The banks are now crucifying the Irish workers. They are stoking up a massive revolutionary upheaval of the Irish working class and rural poor. Those who sow the wind will reap the whirlwind!

In the new EU states there have been big financial crashes. Latvia now has 20% unemployment, while Poland has scrapped 13.8% of its workforce.

In Romania the government is imposing wage cuts of 25% and pension cuts of 15%, and is already facing revolutionary action by workers and even the police, forcing the interior minister to resign.

Meanwhile, in Britain the government is planning to eliminate the £150bn deficit in a five-year parliamentary term, while in France the revolutionary masses are already on the march.

The European Trade Union Confederation (ETUC) march slogan yesterday was ‘No to austerity, priority to jobs and growth’.

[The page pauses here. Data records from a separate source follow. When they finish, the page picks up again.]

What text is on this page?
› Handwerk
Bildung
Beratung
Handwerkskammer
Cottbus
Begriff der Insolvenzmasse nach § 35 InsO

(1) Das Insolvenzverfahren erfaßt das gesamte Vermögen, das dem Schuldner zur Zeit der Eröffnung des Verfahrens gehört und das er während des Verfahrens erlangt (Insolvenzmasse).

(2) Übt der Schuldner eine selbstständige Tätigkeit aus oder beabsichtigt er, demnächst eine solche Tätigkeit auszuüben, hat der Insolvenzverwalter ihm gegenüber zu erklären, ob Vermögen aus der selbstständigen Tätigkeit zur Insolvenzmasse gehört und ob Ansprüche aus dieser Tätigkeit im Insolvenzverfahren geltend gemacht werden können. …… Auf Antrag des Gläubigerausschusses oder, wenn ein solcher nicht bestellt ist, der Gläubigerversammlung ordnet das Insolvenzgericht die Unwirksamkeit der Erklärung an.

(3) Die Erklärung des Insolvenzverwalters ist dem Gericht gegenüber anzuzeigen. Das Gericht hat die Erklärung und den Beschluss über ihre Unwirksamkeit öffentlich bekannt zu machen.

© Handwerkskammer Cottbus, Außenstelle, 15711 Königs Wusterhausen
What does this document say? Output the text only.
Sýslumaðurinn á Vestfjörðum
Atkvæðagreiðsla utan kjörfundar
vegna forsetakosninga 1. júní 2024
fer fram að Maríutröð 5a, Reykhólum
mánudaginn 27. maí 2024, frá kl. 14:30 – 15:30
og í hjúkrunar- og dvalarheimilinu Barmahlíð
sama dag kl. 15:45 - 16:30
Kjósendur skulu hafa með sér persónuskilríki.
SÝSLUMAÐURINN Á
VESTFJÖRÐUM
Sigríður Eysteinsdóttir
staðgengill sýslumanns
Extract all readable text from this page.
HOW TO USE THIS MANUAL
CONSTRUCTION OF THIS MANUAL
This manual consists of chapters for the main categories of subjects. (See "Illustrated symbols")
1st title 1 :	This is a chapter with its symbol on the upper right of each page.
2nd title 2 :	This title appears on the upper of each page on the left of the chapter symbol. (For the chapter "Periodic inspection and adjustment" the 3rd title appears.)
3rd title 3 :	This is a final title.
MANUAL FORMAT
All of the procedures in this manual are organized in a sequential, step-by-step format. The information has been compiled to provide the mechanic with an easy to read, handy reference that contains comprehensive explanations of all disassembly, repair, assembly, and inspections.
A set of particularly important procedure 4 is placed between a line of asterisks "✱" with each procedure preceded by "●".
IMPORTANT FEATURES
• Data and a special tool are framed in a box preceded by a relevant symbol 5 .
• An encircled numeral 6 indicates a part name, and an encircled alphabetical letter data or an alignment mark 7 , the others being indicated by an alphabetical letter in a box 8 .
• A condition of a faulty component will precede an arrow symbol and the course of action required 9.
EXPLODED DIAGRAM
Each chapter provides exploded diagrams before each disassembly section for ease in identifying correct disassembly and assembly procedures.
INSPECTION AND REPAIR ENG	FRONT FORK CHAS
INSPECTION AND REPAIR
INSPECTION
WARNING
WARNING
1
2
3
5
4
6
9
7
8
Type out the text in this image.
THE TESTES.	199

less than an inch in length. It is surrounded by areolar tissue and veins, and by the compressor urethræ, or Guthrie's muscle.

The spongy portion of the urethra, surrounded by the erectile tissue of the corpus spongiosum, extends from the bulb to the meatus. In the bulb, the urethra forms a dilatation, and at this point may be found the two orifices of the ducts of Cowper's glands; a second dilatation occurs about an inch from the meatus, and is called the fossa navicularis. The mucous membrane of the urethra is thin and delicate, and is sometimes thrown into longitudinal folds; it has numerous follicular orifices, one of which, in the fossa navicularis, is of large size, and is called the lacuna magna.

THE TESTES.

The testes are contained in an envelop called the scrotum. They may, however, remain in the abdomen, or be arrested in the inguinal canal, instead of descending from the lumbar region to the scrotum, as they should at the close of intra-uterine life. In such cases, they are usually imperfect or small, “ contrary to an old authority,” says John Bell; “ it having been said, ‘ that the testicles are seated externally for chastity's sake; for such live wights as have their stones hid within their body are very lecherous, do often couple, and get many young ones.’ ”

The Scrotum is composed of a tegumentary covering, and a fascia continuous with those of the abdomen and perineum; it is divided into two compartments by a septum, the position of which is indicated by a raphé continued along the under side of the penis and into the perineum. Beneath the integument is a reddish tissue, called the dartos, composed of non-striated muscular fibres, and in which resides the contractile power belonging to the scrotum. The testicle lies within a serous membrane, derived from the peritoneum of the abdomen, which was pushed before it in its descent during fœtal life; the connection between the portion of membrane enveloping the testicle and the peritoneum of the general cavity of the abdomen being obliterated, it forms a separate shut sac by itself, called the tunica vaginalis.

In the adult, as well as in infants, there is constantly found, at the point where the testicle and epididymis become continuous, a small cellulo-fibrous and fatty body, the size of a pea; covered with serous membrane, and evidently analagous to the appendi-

Workers were determinedly chanting: ‘We didn’t cause this crisis. The bill has to be paid by the banks.’

The ETUC warned yesterday that the financial crisis has already made 23 million people across the EU jobless.

In fact, all the EU governments are aiming for maximum budget deficits of 3% of GDP by 2013.

France has announced plans to cut spending by 45bn euros over the next three years. The Spanish government has approved an austerity budget for 2011 which includes 8% spending cuts, and pay cuts of 5%.

The Greek government has pledged to make brutal cuts of 30bn euros in three years alongside a 10% increase in taxes. The Italian government has approved austerity measures worth 24bn euros for the years 2011-2012.

The German government has proposed plans to cut the budget deficit by a record 80bn euros ($96bn; £66bn), or 3% of GDP, by 2014.

Nobody can doubt that as the crisis deepens – and the austerity measures become more and more violent and bloodthirsty – it is driving the working class of Europe into revolutionary action to make the bankers pay for the crisis.

There is only one way that this can be done, and this is through socialist revolutions throughout Europe, expropriating the bosses and the bankers and establishing the Socialist United States of Europe.

This is why there is not a moment to lose in building sections of the International Committee of the Fourth International throughout Europe to lead the developing European socialist revolution to its victory.